Again, languages are not the issue; character encodings are, though
naturally the language has an impact on the repertoire of feasible
encodings. If you have pages with different encodings, then the
simplest way, on Apache, is to put files in one encoding into one
directory and create a .htaccess file into that directory, with a
suitable directive to Apache in it, e.g.
AddType text/html;charset=utf-8 HTML
This is not always suitable if you are providing hosting to various people
and don't want to give them permissions to use .htaccess files. I much
rather the character set be defined within the HTML itself rather than
dished out by the server. Also, if you are providing hosting for other
people, you cannot really force people to use different directories to
separate character sets - they may have a website which has all the files in
one single directory, for example, but using multiple character sets.

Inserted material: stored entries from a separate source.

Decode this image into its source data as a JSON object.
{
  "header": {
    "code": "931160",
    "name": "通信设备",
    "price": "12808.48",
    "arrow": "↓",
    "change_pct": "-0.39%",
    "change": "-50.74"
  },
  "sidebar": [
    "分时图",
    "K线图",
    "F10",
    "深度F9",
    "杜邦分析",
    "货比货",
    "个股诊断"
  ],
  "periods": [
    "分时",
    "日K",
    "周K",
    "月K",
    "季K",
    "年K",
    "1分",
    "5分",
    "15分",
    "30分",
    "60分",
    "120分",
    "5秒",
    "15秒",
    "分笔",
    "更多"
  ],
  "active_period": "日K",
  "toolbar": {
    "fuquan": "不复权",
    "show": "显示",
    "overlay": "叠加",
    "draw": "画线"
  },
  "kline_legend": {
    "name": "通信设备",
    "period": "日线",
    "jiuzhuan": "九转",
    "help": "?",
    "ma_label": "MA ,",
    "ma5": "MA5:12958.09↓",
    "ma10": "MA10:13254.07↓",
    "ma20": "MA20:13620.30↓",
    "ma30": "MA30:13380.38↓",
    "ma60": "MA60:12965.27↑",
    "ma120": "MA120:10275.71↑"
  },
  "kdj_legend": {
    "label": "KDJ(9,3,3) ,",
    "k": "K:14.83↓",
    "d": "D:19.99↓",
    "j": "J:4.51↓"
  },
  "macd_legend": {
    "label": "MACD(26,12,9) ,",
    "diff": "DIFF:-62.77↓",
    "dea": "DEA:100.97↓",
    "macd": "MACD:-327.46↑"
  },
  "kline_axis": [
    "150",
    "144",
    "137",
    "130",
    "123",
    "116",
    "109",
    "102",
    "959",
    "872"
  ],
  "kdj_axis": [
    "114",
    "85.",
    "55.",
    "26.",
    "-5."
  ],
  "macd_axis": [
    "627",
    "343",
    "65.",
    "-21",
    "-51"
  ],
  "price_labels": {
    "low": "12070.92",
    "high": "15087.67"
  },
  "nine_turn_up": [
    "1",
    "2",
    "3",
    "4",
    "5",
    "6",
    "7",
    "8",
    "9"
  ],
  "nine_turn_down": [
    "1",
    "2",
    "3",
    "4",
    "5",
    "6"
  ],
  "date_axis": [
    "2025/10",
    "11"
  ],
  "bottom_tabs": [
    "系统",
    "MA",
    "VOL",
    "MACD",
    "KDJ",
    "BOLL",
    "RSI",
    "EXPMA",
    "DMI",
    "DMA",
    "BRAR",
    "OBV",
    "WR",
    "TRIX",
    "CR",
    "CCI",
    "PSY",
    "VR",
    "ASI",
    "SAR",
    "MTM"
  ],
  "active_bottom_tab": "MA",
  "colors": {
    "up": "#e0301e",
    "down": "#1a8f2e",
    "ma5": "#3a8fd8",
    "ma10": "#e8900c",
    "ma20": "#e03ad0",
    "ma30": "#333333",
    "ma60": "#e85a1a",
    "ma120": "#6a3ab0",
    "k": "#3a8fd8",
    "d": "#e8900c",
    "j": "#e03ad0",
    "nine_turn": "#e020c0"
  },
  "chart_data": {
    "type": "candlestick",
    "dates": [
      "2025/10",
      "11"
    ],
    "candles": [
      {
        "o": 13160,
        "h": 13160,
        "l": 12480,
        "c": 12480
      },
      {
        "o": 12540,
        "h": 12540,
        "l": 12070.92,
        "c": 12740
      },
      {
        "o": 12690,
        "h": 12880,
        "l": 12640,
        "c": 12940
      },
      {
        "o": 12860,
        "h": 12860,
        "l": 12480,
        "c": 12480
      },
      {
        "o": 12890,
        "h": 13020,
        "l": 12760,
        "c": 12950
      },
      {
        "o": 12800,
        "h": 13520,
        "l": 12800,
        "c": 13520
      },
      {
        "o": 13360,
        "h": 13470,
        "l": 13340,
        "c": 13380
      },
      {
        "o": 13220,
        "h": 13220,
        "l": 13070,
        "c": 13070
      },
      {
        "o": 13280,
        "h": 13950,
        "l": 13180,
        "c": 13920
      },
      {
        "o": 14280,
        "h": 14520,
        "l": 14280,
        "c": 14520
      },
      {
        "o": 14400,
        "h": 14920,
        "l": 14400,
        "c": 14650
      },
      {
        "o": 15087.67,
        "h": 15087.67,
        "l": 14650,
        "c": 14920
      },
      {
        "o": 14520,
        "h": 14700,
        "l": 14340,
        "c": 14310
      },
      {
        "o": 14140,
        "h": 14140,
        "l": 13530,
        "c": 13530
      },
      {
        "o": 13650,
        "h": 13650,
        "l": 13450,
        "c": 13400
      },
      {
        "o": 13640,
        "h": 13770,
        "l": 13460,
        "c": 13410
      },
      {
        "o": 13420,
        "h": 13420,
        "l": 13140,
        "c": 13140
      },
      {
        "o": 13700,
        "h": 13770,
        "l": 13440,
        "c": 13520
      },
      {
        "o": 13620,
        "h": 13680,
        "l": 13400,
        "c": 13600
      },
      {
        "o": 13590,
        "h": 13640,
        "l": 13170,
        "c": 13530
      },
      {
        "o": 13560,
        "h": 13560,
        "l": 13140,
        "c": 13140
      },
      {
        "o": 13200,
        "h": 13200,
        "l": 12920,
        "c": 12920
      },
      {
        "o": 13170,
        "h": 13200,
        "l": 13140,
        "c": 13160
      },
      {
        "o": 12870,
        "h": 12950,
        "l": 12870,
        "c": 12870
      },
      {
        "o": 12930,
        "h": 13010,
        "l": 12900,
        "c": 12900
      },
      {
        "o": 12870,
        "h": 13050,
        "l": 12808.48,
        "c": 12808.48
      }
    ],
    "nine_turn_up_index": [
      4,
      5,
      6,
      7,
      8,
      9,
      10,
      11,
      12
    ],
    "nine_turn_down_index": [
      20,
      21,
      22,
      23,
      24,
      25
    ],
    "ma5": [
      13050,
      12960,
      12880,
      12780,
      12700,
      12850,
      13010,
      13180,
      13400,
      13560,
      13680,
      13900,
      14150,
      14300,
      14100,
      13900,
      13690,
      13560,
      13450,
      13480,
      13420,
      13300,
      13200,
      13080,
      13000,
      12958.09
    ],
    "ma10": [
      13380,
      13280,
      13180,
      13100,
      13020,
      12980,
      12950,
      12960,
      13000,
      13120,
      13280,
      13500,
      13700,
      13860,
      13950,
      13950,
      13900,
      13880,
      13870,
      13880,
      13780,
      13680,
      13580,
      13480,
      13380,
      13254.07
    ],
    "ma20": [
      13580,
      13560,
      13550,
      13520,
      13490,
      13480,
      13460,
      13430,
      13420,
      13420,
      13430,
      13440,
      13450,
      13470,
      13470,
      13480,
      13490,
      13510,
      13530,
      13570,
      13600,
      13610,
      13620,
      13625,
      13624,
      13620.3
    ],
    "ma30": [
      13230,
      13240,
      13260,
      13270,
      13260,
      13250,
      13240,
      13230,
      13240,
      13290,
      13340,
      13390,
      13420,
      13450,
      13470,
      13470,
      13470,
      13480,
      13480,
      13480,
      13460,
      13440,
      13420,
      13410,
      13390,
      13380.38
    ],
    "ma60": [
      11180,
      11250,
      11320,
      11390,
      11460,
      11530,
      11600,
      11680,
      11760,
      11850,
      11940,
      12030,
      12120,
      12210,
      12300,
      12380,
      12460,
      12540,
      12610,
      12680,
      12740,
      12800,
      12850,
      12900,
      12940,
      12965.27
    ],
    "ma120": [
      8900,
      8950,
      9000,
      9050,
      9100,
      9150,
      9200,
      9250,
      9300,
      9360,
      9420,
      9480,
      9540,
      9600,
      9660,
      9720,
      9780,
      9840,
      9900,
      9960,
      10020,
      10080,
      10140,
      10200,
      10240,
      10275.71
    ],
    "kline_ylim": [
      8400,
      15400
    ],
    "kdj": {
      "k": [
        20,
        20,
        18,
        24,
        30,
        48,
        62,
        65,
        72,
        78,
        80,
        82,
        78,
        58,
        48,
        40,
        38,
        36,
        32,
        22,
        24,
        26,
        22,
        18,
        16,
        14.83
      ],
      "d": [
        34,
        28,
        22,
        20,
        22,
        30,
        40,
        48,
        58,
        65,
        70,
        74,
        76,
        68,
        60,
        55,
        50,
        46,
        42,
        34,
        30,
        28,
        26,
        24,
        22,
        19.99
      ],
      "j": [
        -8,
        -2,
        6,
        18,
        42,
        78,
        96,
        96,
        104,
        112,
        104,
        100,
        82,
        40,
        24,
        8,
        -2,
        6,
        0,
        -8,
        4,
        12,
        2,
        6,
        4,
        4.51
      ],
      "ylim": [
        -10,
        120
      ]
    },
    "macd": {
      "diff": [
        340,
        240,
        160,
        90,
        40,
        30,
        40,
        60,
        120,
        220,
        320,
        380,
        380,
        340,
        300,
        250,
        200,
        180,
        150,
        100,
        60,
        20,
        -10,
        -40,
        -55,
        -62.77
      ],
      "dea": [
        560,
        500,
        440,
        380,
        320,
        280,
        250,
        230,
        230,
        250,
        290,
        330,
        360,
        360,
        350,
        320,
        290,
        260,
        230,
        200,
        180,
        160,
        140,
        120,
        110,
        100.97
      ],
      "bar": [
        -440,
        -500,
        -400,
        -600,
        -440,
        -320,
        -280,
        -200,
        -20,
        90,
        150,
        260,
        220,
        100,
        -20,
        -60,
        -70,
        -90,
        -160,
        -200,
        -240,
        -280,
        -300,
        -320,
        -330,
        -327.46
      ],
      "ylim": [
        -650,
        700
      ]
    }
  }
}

Whether you can do that depends on Apache 2. Have you checked its
documentation? I would guess that using an AddType without a charset
parameter would do it. But that's really _not_ the WWW way. The WWW way
is to specify the encoding in actual HTTP headers, and <meta> tags are
just surrogates that some people need to resort to (and that _might_ be
including for certain reasons even when you have made the server send
adequate headers).
It may _not_ be the WWW way, but sometimes the proper way doesn't fulfill
ones requirements. And I think much of the world that is used to using
romanised alphabets sees the difficulties faced in countries such as China
when it comes to language representation in an oversimplistic way.
Or too early. But it is true that UTF-8 is _inefficient_ for most East
Asian languages.
Naah... too late. If the world had adopted UTF-8 before anything else (such
as Big5, GB) were devised then everyone would be using it and sticking to
it. The problem now is that so much software and so many websites are
already made and utilising GB/BIG5 as the encoding format, not to mention
that Windows releases still use them natively, that people are rather
reluctant to change.
Again, encodings, not languages. And the software needs to grow up.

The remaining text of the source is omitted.